In case of accompanied morphological vascular lesions and homeostatic disorders, it is recommended to introduce haematological therapy prior to the angioplasty and stent placement [6]. Such procedure limits the risk of developing symptoms of microembolism during endovascular surgeries.

We usually treated pseudoaneurysms of our patients by injecting thrombin into the chamber. In all cases, the treatment proved effective, with no adverse events. To prevent surgical complications by peripheral embolism one must observe specific recommendations, i.e. performing only ultrasound-guided puncture of the lesion and administering thrombin in volume several times smaller than the volume of the treated chamber [13].

It is generally acknowledged that antithrombotic therapy with heparin or oral medications is of limited efficacy in the reduction of microembolism. Repeated embolic episodes are frequently observed despite adequate antithrombotic therapy [10, 18]. Nonetheless, it may significantly reduce and shorten the duration of clinical symptoms, which we successfully took advantage of in our patients. Antiaggregants seem effective in inhibiting aggregation and development of new embolic events, however they are ineffective in cholesterol embolism [21].

Conclusions

The most frequent causes of BTS are aneurysms and short-length significant arterial stenoses. Duplex Doppler ultrasound of the arteries in the affected limb with a full length view, and in case of lower limbs, also the aorta and femoral arteries, should be a first-line diagnostic examination. This examination allows for detection of sources of embolism in more than 90% of patients.

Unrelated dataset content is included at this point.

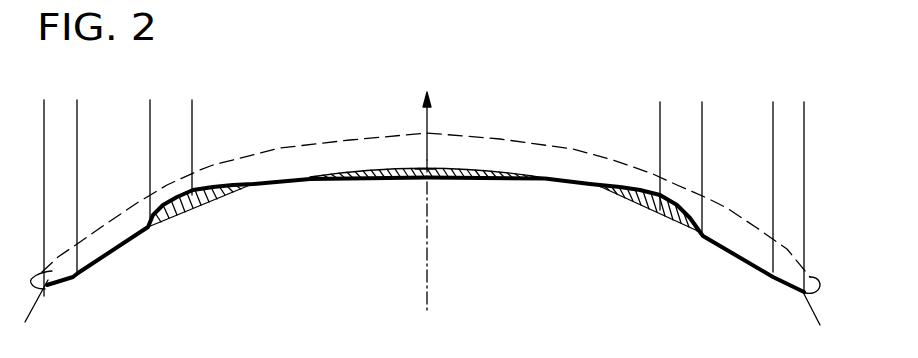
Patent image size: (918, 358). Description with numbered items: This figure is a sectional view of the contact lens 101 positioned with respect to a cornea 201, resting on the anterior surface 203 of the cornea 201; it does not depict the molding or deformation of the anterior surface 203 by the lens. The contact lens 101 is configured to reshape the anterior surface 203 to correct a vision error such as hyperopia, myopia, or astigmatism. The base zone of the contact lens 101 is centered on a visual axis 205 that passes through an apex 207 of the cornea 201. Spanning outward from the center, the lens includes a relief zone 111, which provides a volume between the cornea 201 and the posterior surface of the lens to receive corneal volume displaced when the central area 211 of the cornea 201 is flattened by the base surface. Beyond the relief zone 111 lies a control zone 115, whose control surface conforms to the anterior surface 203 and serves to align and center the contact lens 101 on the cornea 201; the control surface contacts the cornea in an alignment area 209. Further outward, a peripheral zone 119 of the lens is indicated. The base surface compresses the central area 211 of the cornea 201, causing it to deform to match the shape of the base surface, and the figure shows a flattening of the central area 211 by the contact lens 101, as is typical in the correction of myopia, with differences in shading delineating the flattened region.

In the absence of hemodynamic blood flow disturbances in the major arteries in patients with symptoms of BTS, it is necessary to start haematological tests to identify/exclude congenital or acquired thrombophilia.

Due to a wide spectrum of skin symptoms in BTS, the dermatologist may play an important role as a person initiating the correct diagnostic process.

Conflict of interest

The authors declare no conflict of interest.